Sermon preached in the Carmel Mayerling, Easter Sunday, 2015.
The heathen tribes that lived here in central Europe before the coming of Christianity thought that human life was ultimately doomed. In the end cold and darkness would win. For a time light a space of light and order could be defended against the forces of chaos, the monsters of the dark, but in the end evil would win out. The sun that warms this earth would be eaten by a great wolf. “Then the other wolf shall seize the moon, and he also shall work great ruin; the stars shall vanish from the heavens. Then shall come to pass these tidings also: all the earth shall tremble so, and the crags, that trees shall be torn up from the earth, and the crags fall to ruin; and all fetters and bonds shall be broken and rent.” At last, the land would sink into the chaotic floods of the sea. Perhaps though the land would rise again, and the whole story will repeat itself. (A story reminiscent of some current theories). The nomadic tribes of the ancient Levant, among whom the patriarchs lived, are supposed to have had similar ideas.[1] For them too the world was a chaotic wasteland, a desert in which demons of the dark wandered about ready to kill. Human life had to be defended against the powers of darkness. It is thought that at the first full moon of spring there was a feast of new year in which human life was to be begun a new. The tents were surrounded with a circle of lamb blood to protect them, from the terrors of the night.

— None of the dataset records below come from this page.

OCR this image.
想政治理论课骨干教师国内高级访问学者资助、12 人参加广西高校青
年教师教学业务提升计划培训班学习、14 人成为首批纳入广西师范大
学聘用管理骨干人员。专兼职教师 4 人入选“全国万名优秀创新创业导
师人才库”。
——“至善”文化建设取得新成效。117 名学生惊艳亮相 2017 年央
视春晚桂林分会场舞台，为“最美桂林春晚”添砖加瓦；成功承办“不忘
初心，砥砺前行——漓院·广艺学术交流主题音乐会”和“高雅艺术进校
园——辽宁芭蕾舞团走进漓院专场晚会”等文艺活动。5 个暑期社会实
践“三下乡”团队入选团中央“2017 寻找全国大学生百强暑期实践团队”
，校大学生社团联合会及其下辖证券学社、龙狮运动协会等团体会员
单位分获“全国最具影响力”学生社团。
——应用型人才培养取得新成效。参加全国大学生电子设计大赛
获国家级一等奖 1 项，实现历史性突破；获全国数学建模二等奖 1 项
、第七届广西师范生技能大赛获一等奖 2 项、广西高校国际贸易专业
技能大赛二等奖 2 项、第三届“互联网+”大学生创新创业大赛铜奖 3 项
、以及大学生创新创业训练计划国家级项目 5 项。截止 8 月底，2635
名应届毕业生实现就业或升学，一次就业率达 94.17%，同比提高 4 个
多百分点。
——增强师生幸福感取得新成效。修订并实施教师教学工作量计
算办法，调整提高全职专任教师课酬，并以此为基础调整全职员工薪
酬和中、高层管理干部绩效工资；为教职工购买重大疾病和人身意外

There is an important element of truth in all these pessimistic views of the world. The world was created out of nothing, and there is a certain tendency in created things to pass away again into the nothingness from which they came. God created the world good, but his creation was not complete at once: “the earth then was welter and waste and darkness over the deep.” In the six days of creation He orders the world making of it a garden, a house, and a temple— a place of order and beauty, a fit habitation for human life, and a mirror of His glory. But then our first parents sinned, and the world threatened to fall back into chaos. But God does not abandon mankind to the fate they deserve—goodness and light and order will win in the end, not evil and darkness and chaos. Through His covenants He begins to restore the creation that man has marred. In passover of Egypt He adopts elements of the ancient nomadic New Year feast, but gives them a greater meaning. The angel of death, the terror of the night, becomes a means of deliverance for the people, bringing death to their enemies. For the people of Israel the lambs are killed in their stead, buying back for them the lives they deserve to lose. And then, in the crossing of the Red Sea, the chaotic floods of water become a means for destroying evil and saving good.
As Ratzinger notes[1], the passover continued to be celebrated in the home, even after the establishment of the temple. The lambs were slaughtered in the temple, but then taken home, and the houses were marked with their blood. The restoration of creation each year began with the little world of the home, marked off from the darkness, and the chaos. The restoration next moved to the level of the whole city of Jerusalem: no-one was allowed to leave the city during the passover night, so that the city became a house sealed off from the dark.
Our Lord to celebrated the passover in a house within the holy city, but then He got up and “went with his disciples out beyond the brook Cedron,” that is, beyond the borders of the city into the outer darkness and chaos. He is later brought back into the city, but then taken out again, and He dies outside the city. And by that death He conquers death and chaos. He rises to new life, as the beginning of the definitive new creation—full of light and beauty.
When Mary Magdalene meets the Risen one she thinks He is the gardener. Superficially this is an error, but in a deeper sense she is quite right; He is indeed the gardener of creation who is remaking the whole world, healing all chaos, disorder, and death. But His restoration begins small with the seed of His body that will slowly grow into a tree that can shelter all of creation. The Church is the garden in which His new creation begins. It is shielded on all sides from the powers of evil by the blood of the lamb, but open for Him.
And a Carmelite convent is a little Church— a space closed off from the chaos of the world, a garden in which you can meet the Risen Lord and be remade by Him. Each of you must seal your own heart off from evil, and allow the heavenly gardener to root out all the weeds of you soul, so that in you that new creation can begin, which will be completed when the He comes again in glory, and celebrates His final triumph over all evil: “And He shall dwell with them, and they shall be his people, and God Himself shall be among them and shall wipe every tear from their eyes, and death shall not be any more, nor shall sorrow nor lamentation nor pain be any more, because the first things have gone. And He who sat upon the throne said: Behold, I make all new.”
[1] Cf. Joseph Ratzinger, “The Passover of Jesus and the Church: A Meditation for Holy Thursday,” in: Behold The Pierced One: An Approach to a Spiritual Christology (San Francisco: Ignatius Press, 1986).